Background: The evidence for testing thiopurine S-methyltransferase (TPMT) enzymatic activity or genotype before starting therapy with thiopurine-based drugs is unclear.
Purpose: To examine the sensitivity and specificity of TPMT genotyping for TPMT enzymatic activity, reducing harm from thiopurine by pretesting, and the association of thiopurine toxicity with TPMT status in adults and children with chronic inflammatory diseases.
Data Sources: MEDLINE, EMBASE, the Cochrane Library, and Ovid HealthSTAR (from inception to December 2010) and BIOSIS and Genetics Abstracts (to May 2009).
Study Selection: Two reviewers screened records and identified relevant studies in English.
Data Extraction: Data on patient characteristics, outcomes, and risk for bias were extracted by one reviewer and independently identified by another.

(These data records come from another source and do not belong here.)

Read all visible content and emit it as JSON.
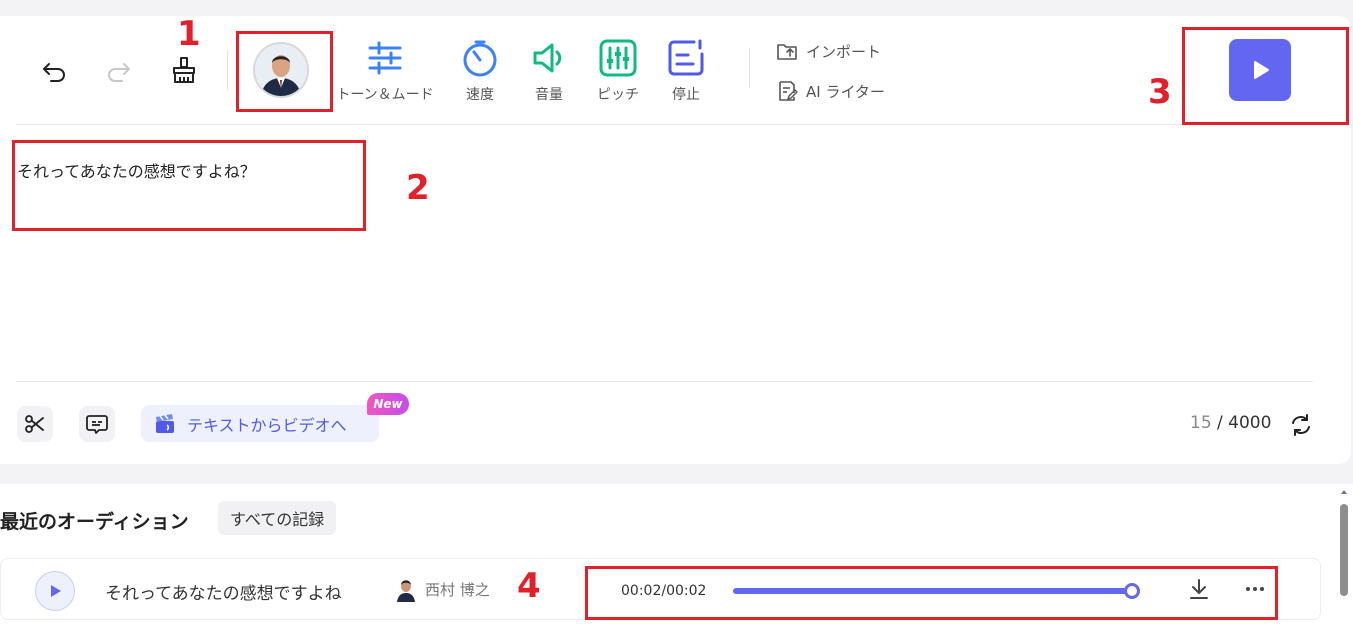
{
  "toolbar": {
    "icons": {
      "undo": "undo-icon",
      "redo": "redo-icon",
      "clear": "broom-icon"
    },
    "tools": [
      {
        "label": "トーン＆ムード",
        "icon": "sliders-icon",
        "color": "#3b82f6"
      },
      {
        "label": "速度",
        "icon": "speed-gauge-icon",
        "color": "#3b82f6"
      },
      {
        "label": "音量",
        "icon": "volume-icon",
        "color": "#10b981"
      },
      {
        "label": "ピッチ",
        "icon": "pitch-equalizer-icon",
        "color": "#10b981"
      },
      {
        "label": "停止",
        "icon": "pause-insert-icon",
        "color": "#4f5be8"
      }
    ],
    "import_label": "インポート",
    "ai_writer_label": "AI ライター"
  },
  "editor": {
    "text": "それってあなたの感想ですよね？",
    "text_to_video_label": "テキストからビデオへ",
    "new_badge": "New",
    "char_count": "15",
    "char_limit": "/ 4000"
  },
  "history": {
    "title": "最近のオーディション",
    "all_records_label": "すべての記録",
    "items": [
      {
        "text": "それってあなたの感想ですよね",
        "voice": "西村 博之",
        "time": "00:02/00:02",
        "progress": 1.0
      }
    ]
  },
  "annotations": [
    "1",
    "2",
    "3",
    "4"
  ],
  "colors": {
    "accent": "#6366f1",
    "annotation": "#e0202a"
  }
}
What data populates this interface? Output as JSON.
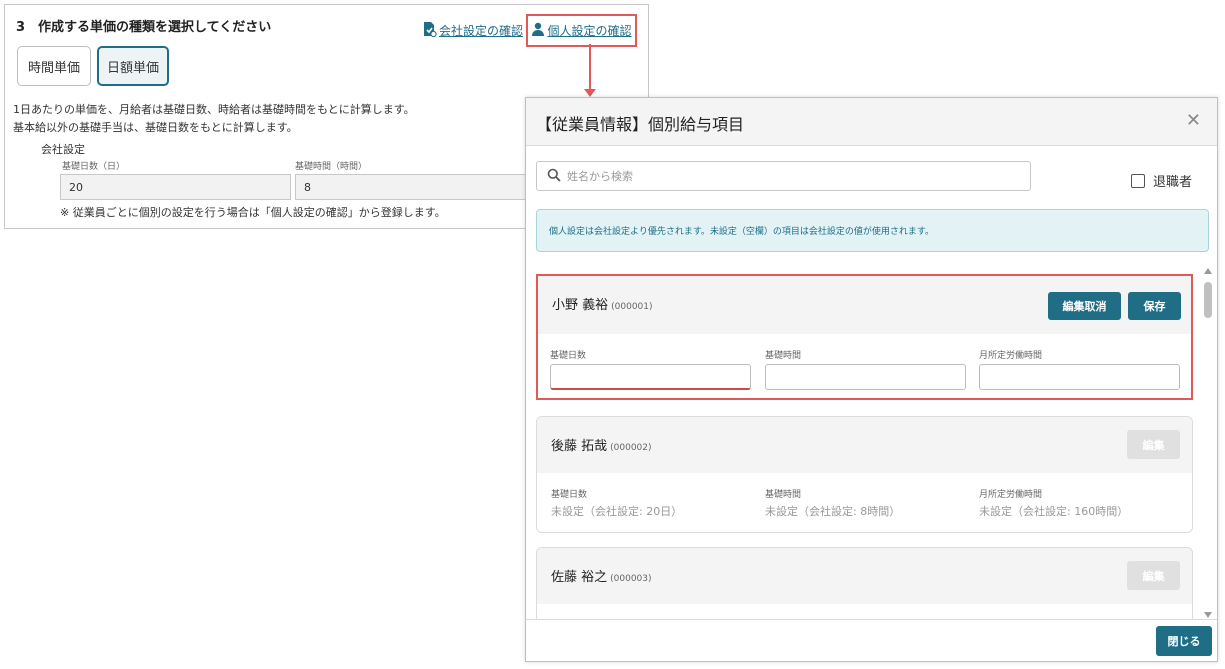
{
  "settings": {
    "section_title": "3　作成する単価の種類を選択してください",
    "link_company": "会社設定の確認",
    "link_personal": "個人設定の確認",
    "unit_options": [
      {
        "label": "時間単価",
        "selected": false
      },
      {
        "label": "日額単価",
        "selected": true
      }
    ],
    "description_line1": "1日あたりの単価を、月給者は基礎日数、時給者は基礎時間をもとに計算します。",
    "description_line2": "基本給以外の基礎手当は、基礎日数をもとに計算します。",
    "company_setting_label": "会社設定",
    "base_days_label": "基礎日数（日）",
    "base_days_value": "20",
    "base_hours_label": "基礎時間（時間）",
    "base_hours_value": "8",
    "note": "※ 従業員ごとに個別の設定を行う場合は「個人設定の確認」から登録します。"
  },
  "modal": {
    "title": "【従業員情報】個別給与項目",
    "search_placeholder": "姓名から検索",
    "retired_label": "退職者",
    "retired_checked": false,
    "info_message": "個人設定は会社設定より優先されます。未設定（空欄）の項目は会社設定の値が使用されます。",
    "field_labels": {
      "base_days": "基礎日数",
      "base_hours": "基礎時間",
      "monthly_hours": "月所定労働時間"
    },
    "employees": [
      {
        "name": "小野 義裕",
        "code": "(000001)",
        "editing": true,
        "cancel_label": "編集取消",
        "save_label": "保存",
        "base_days": "",
        "base_hours": "",
        "monthly_hours": ""
      },
      {
        "name": "後藤 拓哉",
        "code": "(000002)",
        "editing": false,
        "edit_label": "編集",
        "base_days": "未設定（会社設定: 20日）",
        "base_hours": "未設定（会社設定: 8時間）",
        "monthly_hours": "未設定（会社設定: 160時間）"
      },
      {
        "name": "佐藤 裕之",
        "code": "(000003)",
        "editing": false,
        "edit_label": "編集"
      }
    ],
    "close_label": "閉じる"
  },
  "colors": {
    "accent": "#1f6e86",
    "highlight": "#e05a5a",
    "info_bg": "#e3f2f5"
  }
}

Data Synthesis: 54 observational studies and 1 randomized, controlled trial were included. Insufficient evidence addressed the effectiveness of pretesting. Genotyping sensitivity to identify patients with low and intermediate TPMT enzymatic activity ranged from 70.33% to 86.15% (lower-bound 95% CI, 54.52% to 70.88%; upper-bound CI, 78.50% to 96.33%). Sparse data precluded estimation of genotype sensitivity to identify patients with low to absent enzymatic activity. Genotyping specificity approached 100%. Compared with noncarriers, heterozygous and homozygous genotypes were both associated with leukopenia (odds ratios, 4.29 [CI, 2.67 to 6.89] and 20.84 [CI, 3.42 to 126.89], respectively). Compared with intermediate or normal activity, low TPMT enzymatic activity was significantly associated with myelotoxicity and leukopenia.
Limitation: Available evidence was not rigorous and was underpowered to detect a difference in outcomes.
Conclusion: Insufficient evidence addresses the effectiveness of TPMT pretesting in patients with chronic inflammatory diseases. Estimates of the sensitivity of genotyping are imprecise. Evidence confirms the known associations of leukopenia or myelotoxicity with reduced TPMT activity or variant genotype.
Primary Funding Source: Agency for Healthcare Research and Quality.